Home Builders Federation set to quiz members on post-Brexit reform of regulations
A cross-party drive to identify EU regulations that can be quickly amended as part of the Brexit process will make housing construction its initial focus, it has emerged.
Former Cabinet Office minister Oliver Letwin last week launched the Red Tape Initiative, which aims to find “quick wins” that can be implemented to help UK business improve productivity as part of the Brexit process.
In a subsequent interview with Whitehall magazine Civil Service World, former minister Letwin said he envisaged the programme would conduct around 10 sector-specific inquiries over the next two years, with the first looking at lifting burdens on the housebuilding sector.
That inquiry is set to begin in June, and will feature input from the Home Builders Federation, as well as other industry groups, Letwin said. The second inquiry will look into burdens on infrastructure construction and is due to start later in the summer.

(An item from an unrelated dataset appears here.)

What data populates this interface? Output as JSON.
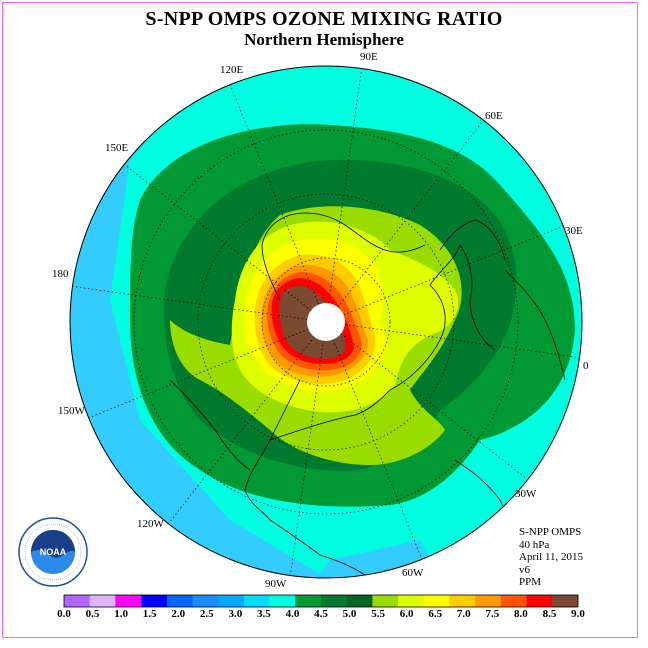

The HBF told Building that it was too early to be specific about EU regulations that it wanted to see removed in the interest of helping the industry, but said members would be consulted.
Director of external affairs John Slaughter said: “‘We will be looking at a range of EU financial, technical and environmental requirements to see how unnecessary rules for achieving public policy objectives can be cut back for the future.”
Letwin told CSW that the Red Tape Initiative was designed to sit between the proposed Great Repeal Bill, which will repatriate EU law when the UK formally leaves the European Union, and future trade deals that will be negotiated to underpin a new relationship with the remaining 27 member states.
He said the initiative would provide recommendations to government, and it would then be up to ministers to decide how to proceed, but that the expectation would be that any regulation changes would relate to domestic industry and not impact on Brexit negotiations.
Changes to the EU Wild Birds Directive and the Habitats Directive are likely to be areas of interest to housebuilders, but it is unclear whether they would meet the initiative’s criteria for consideration.